The Supply Chain Next Door

Jul 29, 2021

Italy’s Ambassador Amati in Warsaw: “There are many opportunities in Poland, for small businesses as well, it’s a dynamic economy”

By Federico Piazza


Giants such as Ferrero and Brembo are already present, “as well as many SMEs that have joined them or have chosen internationalization as a way to seize the opportunities offered by the market.”

Eastern Europe, a closer supply chain. Companies are paying ever more attention to Poland as an area where they can find, at least in some sectors, technologically advanced industrial suppliers closer than those in Asia.

There is significant potential for trade and investment exchanges between Italy and Poland, which is today among the top 25 world economies with an average growth of 3.9% over the last 20 years and a Covid-related GDP decline in 2020 among the lowest in Europe. Poland posted a GDP of 594 billion dollars in 2020, with a forecast of 642 billion for 2021, and 697 billion for 2022 (source IMF, World Economic Outlook April 2021). The country also boasts nearly full employment (73% between the ages of 20 and 64) and one of the EU’s lowest unemployment rates (3.2% in 2020).
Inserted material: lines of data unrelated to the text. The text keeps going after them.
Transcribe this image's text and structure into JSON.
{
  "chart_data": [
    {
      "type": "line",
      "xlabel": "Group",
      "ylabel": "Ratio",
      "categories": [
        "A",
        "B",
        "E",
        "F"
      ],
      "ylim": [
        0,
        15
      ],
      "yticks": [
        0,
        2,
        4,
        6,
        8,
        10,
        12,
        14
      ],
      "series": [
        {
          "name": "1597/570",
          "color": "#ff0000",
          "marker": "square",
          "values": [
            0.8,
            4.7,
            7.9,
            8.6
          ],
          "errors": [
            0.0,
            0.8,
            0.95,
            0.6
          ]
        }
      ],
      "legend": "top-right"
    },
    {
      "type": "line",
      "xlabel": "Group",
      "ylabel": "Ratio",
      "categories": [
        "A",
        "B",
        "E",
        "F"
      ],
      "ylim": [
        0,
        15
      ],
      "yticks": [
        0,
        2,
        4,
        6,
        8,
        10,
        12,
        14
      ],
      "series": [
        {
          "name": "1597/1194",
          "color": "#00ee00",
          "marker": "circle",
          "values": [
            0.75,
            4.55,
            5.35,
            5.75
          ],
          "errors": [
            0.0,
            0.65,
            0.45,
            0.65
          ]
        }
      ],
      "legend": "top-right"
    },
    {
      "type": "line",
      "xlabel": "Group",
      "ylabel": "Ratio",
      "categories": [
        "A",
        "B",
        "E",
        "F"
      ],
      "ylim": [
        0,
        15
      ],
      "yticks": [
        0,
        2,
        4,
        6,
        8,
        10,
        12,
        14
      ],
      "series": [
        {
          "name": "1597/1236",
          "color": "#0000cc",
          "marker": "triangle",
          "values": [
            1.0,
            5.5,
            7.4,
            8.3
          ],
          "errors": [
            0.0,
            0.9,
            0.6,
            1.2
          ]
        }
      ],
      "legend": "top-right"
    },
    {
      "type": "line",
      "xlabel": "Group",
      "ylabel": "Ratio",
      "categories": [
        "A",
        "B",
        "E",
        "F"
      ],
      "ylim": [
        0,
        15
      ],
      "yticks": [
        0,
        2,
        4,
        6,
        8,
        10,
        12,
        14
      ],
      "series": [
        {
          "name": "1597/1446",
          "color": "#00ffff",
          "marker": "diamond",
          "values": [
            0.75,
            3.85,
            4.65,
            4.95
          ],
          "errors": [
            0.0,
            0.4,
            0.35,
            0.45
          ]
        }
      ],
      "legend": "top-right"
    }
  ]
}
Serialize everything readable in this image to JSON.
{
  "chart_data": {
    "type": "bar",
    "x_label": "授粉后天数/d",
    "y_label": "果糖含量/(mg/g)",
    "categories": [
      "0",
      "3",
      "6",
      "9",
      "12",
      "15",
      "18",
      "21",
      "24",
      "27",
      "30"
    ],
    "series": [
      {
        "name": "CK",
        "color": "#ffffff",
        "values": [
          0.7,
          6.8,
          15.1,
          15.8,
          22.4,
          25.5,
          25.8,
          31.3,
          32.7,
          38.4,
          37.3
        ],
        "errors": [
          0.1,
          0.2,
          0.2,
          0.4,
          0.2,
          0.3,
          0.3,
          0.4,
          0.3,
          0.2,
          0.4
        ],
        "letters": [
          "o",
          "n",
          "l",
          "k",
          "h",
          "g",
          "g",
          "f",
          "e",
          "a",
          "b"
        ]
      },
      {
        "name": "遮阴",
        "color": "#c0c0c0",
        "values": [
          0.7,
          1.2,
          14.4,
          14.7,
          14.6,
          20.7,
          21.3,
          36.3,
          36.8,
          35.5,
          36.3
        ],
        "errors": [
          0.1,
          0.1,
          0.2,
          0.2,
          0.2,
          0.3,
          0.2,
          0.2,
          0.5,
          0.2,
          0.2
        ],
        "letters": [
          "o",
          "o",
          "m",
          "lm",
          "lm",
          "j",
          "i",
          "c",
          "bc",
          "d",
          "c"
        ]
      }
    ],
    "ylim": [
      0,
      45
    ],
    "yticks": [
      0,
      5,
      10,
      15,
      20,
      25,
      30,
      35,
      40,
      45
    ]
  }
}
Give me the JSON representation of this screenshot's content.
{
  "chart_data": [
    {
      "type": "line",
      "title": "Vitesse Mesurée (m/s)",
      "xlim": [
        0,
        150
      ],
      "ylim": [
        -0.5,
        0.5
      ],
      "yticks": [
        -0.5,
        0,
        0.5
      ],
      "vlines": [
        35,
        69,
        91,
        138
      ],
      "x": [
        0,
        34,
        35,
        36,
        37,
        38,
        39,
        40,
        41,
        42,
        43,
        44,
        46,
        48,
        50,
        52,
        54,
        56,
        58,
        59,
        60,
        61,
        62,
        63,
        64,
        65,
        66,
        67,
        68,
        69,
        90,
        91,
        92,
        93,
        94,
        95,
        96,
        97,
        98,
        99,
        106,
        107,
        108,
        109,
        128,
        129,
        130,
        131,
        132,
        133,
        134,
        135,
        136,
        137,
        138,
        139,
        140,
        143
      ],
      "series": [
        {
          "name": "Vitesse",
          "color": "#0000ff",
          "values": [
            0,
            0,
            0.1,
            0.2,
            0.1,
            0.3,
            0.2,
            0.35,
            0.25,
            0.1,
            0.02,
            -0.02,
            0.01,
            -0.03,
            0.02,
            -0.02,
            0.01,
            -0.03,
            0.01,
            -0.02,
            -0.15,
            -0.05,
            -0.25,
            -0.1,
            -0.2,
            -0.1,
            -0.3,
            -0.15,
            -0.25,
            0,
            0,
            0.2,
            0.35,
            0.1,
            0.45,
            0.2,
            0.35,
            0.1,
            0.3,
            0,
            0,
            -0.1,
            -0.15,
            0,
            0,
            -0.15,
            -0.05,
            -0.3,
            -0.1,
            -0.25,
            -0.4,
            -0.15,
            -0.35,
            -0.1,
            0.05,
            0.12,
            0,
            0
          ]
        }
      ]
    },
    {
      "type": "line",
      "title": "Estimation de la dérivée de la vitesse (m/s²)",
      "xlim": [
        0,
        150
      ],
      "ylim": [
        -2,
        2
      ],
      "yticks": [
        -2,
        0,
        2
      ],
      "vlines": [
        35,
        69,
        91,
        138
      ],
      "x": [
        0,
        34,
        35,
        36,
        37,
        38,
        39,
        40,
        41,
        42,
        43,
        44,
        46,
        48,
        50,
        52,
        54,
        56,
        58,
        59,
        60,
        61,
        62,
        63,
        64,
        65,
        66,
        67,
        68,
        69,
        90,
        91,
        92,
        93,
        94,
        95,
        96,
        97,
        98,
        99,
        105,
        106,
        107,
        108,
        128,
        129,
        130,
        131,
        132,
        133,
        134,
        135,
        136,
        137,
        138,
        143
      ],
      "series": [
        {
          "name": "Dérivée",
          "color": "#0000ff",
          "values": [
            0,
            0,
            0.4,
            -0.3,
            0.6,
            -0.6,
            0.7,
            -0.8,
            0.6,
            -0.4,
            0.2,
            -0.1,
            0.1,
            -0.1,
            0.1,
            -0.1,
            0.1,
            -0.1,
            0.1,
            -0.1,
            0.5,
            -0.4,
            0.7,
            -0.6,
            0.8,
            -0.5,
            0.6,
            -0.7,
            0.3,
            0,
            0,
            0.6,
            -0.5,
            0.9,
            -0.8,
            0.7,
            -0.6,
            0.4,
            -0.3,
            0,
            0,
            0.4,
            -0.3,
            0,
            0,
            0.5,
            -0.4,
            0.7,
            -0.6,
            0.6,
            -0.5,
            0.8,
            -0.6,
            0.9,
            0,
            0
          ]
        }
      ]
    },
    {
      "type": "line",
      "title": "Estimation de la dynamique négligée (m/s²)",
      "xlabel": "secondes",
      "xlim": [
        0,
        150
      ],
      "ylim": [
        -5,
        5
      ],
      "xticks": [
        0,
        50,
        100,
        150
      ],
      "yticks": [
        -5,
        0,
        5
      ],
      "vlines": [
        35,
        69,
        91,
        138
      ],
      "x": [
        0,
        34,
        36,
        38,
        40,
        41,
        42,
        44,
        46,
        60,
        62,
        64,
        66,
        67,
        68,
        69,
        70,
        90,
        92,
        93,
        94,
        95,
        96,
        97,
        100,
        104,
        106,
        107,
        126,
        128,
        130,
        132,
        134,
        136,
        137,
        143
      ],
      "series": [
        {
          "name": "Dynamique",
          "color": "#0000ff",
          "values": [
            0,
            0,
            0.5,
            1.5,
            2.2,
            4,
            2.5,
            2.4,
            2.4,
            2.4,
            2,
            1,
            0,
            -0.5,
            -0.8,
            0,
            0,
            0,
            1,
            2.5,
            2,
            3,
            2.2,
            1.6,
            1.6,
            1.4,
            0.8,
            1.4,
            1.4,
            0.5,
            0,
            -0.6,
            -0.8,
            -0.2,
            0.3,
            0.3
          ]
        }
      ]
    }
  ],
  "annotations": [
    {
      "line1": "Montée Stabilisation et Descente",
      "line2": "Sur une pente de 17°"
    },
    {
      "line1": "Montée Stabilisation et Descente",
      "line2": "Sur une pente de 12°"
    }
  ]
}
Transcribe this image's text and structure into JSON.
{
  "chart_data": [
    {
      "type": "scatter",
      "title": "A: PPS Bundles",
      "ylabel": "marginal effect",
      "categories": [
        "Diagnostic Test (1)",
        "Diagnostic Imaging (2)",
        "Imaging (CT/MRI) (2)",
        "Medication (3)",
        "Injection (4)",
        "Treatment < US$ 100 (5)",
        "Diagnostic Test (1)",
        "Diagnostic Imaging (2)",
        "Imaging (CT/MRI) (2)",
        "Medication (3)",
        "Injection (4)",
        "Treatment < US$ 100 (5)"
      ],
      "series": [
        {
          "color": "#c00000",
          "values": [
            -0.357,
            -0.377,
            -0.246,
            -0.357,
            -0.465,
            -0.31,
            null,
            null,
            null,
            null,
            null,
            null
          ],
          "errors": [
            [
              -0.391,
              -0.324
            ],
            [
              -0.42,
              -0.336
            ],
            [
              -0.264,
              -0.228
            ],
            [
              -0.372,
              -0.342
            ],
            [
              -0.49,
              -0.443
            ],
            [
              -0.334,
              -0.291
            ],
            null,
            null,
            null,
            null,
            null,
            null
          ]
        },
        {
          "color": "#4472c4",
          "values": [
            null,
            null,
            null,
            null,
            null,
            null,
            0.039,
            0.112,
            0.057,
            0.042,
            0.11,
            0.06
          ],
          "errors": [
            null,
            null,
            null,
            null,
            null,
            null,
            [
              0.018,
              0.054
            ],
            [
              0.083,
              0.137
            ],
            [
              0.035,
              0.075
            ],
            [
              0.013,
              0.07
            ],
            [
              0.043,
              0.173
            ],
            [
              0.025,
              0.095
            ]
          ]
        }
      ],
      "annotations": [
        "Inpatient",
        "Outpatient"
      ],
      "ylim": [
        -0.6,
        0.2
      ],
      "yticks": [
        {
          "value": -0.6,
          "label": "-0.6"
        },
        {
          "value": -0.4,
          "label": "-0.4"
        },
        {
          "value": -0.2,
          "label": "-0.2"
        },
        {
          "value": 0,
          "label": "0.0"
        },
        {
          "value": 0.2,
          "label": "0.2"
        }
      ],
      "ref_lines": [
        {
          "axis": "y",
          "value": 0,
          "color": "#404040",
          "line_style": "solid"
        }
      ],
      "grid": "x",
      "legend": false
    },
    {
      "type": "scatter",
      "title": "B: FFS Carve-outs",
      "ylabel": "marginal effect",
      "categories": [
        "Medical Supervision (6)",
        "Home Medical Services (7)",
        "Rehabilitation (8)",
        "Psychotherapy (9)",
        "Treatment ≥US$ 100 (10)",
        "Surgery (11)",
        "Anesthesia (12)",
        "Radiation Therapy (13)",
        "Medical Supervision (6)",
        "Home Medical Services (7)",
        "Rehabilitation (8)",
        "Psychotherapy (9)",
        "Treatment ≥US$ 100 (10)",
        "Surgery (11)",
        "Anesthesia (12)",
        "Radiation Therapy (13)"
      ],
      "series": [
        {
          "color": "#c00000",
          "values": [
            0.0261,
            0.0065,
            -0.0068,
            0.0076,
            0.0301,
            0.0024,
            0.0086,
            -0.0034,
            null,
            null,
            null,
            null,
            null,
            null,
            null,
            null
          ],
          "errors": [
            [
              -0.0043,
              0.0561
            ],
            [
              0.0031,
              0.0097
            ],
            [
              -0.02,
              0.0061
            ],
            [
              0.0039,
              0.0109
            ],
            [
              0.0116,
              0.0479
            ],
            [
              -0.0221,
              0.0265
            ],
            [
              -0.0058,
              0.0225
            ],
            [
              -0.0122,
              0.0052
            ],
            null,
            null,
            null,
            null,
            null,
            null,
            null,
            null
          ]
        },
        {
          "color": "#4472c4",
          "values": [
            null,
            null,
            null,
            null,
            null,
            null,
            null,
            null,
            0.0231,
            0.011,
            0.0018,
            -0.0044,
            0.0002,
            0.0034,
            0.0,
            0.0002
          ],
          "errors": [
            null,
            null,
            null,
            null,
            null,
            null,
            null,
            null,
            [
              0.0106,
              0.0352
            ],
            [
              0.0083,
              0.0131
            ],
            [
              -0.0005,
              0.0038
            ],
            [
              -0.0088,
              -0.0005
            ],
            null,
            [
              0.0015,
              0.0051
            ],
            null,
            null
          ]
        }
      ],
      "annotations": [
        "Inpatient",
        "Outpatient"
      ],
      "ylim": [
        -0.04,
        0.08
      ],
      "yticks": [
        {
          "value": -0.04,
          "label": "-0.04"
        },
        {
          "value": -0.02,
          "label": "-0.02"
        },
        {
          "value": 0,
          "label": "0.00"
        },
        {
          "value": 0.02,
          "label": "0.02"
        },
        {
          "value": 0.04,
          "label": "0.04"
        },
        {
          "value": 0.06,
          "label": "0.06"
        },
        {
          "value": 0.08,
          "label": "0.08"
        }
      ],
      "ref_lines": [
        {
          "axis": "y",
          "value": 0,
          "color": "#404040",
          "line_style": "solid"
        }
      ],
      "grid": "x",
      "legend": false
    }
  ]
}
Industrial development is remarkable: for example, Poland has a strong specialization in plastics and is the fourth largest producer of furniture and household appliances in the world. The economy is still very dependent on coal for electricity generation (75%) and private heating, but the ambitious energy transition plan, utilizing both national and European funds, should create many opportunities in solar, wind, gas, and hydrogen energy technologies..

The Italian ambassador in Warsaw, Aldo Amati, spoke about business opportunities in various sectors in Poland.

Ambassador, what is the state of relations between Italy and Poland?

The relations between Rome and Warsaw have very deep roots and the economic ones are particularly dynamic. In 2019 we celebrated 100 years of diplomatic relations, a significant milestone but one which only partially captures a story of friendship and collaboration that has developed over a much longer period of time. Today, starting from these solid foundations, we are working to further deepen relations in all areas and at all levels.

How is the commercial exchange between Italy and Poland?

Our country is a leading partner for Poland. Currently the third in the world (after Germany and China) and the second in the EU, with a total trade of more than 22.3 billion euros in 2020. A very significant figure, especially in a year marked by the pandemic, higher than trade with countries such as Russia, Turkey, Japan, India, Israel, and in Europe higher than total trade with all the Balkan markets. Machinery is our primary export to Poland, but motor vehicles, agri-food products, and clothing – along with chemical, pharmaceutical and metallurgical products are also appreciated.

What about Italian direct investments in Poland?

Italy has progressively established itself as a strategic point of reference for Warsaw: today we are the fourth foreign partner in terms of the number of investments made. First and foremost in the automotive, construction, and energy sectors. A trend that did not stop even with the pandemic, thanks to the investments of FCA (170 million euros), Saipem (which was awarded an important order of 280 million euros to connect Denmark to Poland through the Baltic Pipe Project), ERG (which announced new important investments of the order of 50 million in the construction of wind farms), and Cromodora Wheels (which initiated a 140 million euro investment in a new production unit in the city of Kielce).

What do you expect over the next few years?

With the national and European recovery plans, we expect an economic rebound accompanied by a recovery in investments and trade, with significant potential for development in various sectors. Among these, certainly the green economy, because Poland has started a process of conversion from coal to cleaner and more efficient energy sources: in particular gas, wind, photovoltaic and hydrogen. With all the actors of the Italian system network in Poland we organized a large bilateral workshop on the energy transition, which was attended by the main stakeholders of the two countries, and we will continue to work to bring the business systems operating in this sector ever closer.

The modernization of the infrastructure network continues in Poland, with many of the programs announced of potential interest to construction companies. And the prospects for cooperation in industry 4.0 and in the defense, space, biomedical and pharmaceutical sectors are also interesting. In this regard, ad hoc events on cooperation in the aerospace and pharmaceutical sectors will be held next autumn. Promotional initiatives are being developed on the promising e‑commerce channel, as well as in the agri-food, fashion and design sectors, where Italy is traditionally a leader.

What are the most active Italian companies in Poland?

There are so many to choose from. A recent study by the Italian Chamber of Commerce and Industry shows that there are about 2500 Italian companies present in Poland, with productive investments, business or consultancy activities. In addition, there are about 1000 entities with a VAT number between professionals and sole proprietorships. The figure for the number employed by Italian companies or businesses in which there are Italian investments is significant; according to some statistics it amounts to about 100,000 employees. Large companies such as Stellantis, Mapei, Marcegaglia, Ferrero, Brembo, Leonardo, and Generali Assicurazioni soon understood the potential of a rapidly expanding market that didn’t slow down, even during the financial-economic crisis of 2008 and 2009. There are also many SMEs that have joined them or have chosen internationalization as a way to seize the opportunities offered by the market.